24 November 2000 | by See all my reviews

'Just some good ol boys, never meanin' no harm - they been in trouble with the law since the day they wuz born...' So began the classiest of all hicksville county roadchase shows, where each week those loveable two modern day Robin Hoods, Beaureguard "Bo" Duke [John Schneider] & Lucas K. "Luke" Duke [Tom Wopat] would pit themselves against some ner do wells, probably from Chickasaw county, and inadvertently manage to rub Sherriff Roscoe P Coltrane [James Best] up the wrong way to boot. Cue slo-mo shots of an airborne General Lee [1969 Dodge Charger]flying down leaf littered byways with Roscoe's cruiser once again in hot pursuit.

This was a fantastic early Saturday evening kid's classic, mainly because of the shows hugely appealing basic premise -Bo & Luke are on probation for running moonshine, and they have the fastest motor in the county. So they're basically outlaws with hearts of gold who never really do anything particularly anti-social, they're just fighting the system that's run by corrupt town official Jefferson Davis Hogg, AKA "Boss Hogg" [Sorrell Booke]. He's fat, he's greedy and he wears a ridiculous white suit. And to make matters worse he's always trying to aquire the deeds to the Duke's farm, managed by his long time rival Uncle Jesse [Denver Pyle]with the help of Daisy Duke [Catherine Bach]. Show me a ten year old boy who, in 1981, didn't have a major Daisy Duke fixation - I mean, her legs were insured for two million dollars. Crikey.

So our renegade heroes would have at least a couple of car chases each week, they'd hang out with Cooter in the garage, take the p**s out of the educationally sub-normal deputy Cletus, stop some really bad guys from doing something dastardly and probably blow up a barn or something with a stick of dynamite fired from a bow and arrow. And that's just before lunch.

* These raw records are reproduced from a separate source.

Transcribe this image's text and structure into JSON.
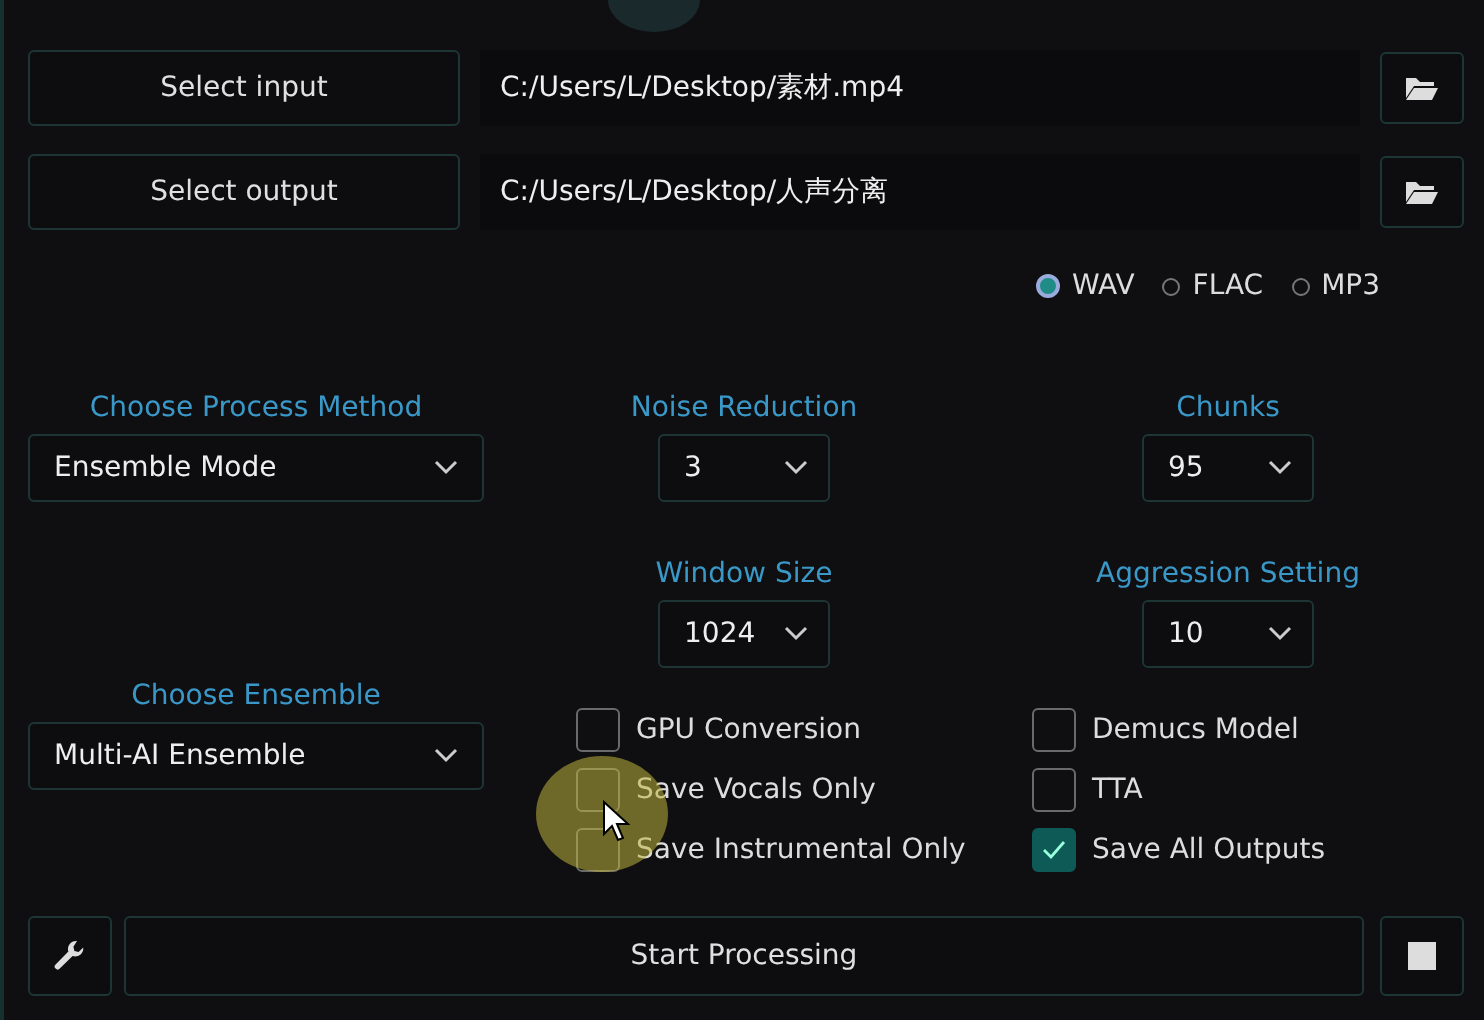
{
  "file_rows": [
    {
      "button": "Select input",
      "path": "C:/Users/L/Desktop/素材.mp4"
    },
    {
      "button": "Select output",
      "path": "C:/Users/L/Desktop/人声分离"
    }
  ],
  "formats": [
    {
      "label": "WAV",
      "selected": true
    },
    {
      "label": "FLAC",
      "selected": false
    },
    {
      "label": "MP3",
      "selected": false
    }
  ],
  "process_method": {
    "label": "Choose Process Method",
    "value": "Ensemble Mode"
  },
  "noise_reduction": {
    "label": "Noise Reduction",
    "value": "3"
  },
  "chunks": {
    "label": "Chunks",
    "value": "95"
  },
  "window_size": {
    "label": "Window Size",
    "value": "1024"
  },
  "aggression": {
    "label": "Aggression Setting",
    "value": "10"
  },
  "ensemble": {
    "label": "Choose Ensemble",
    "value": "Multi-AI Ensemble"
  },
  "options": [
    {
      "label": "GPU Conversion",
      "checked": false
    },
    {
      "label": "Demucs Model",
      "checked": false
    },
    {
      "label": "Save Vocals Only",
      "checked": false
    },
    {
      "label": "TTA",
      "checked": false
    },
    {
      "label": "Save Instrumental Only",
      "checked": false
    },
    {
      "label": "Save All Outputs",
      "checked": true
    }
  ],
  "start_button": "Start Processing"
}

It all went pretty badly wrong in about '83 when the the boys were replaced by some pseudo Duke-lite wannabes named Coy and Vance. Their names alone speak volumes. This kind of signalled the beginning of the end, and I'm not sure the show ever quite recovered. Still, it's better not to dwell on this shamefully duff period in the show's history, instead it's better to fondly remember the Dukes in all their glory - flagrantly disregarding the law, and only ever climbing into and out of the General Lee via the windows, as the doors were soldered shut. Yee-haww.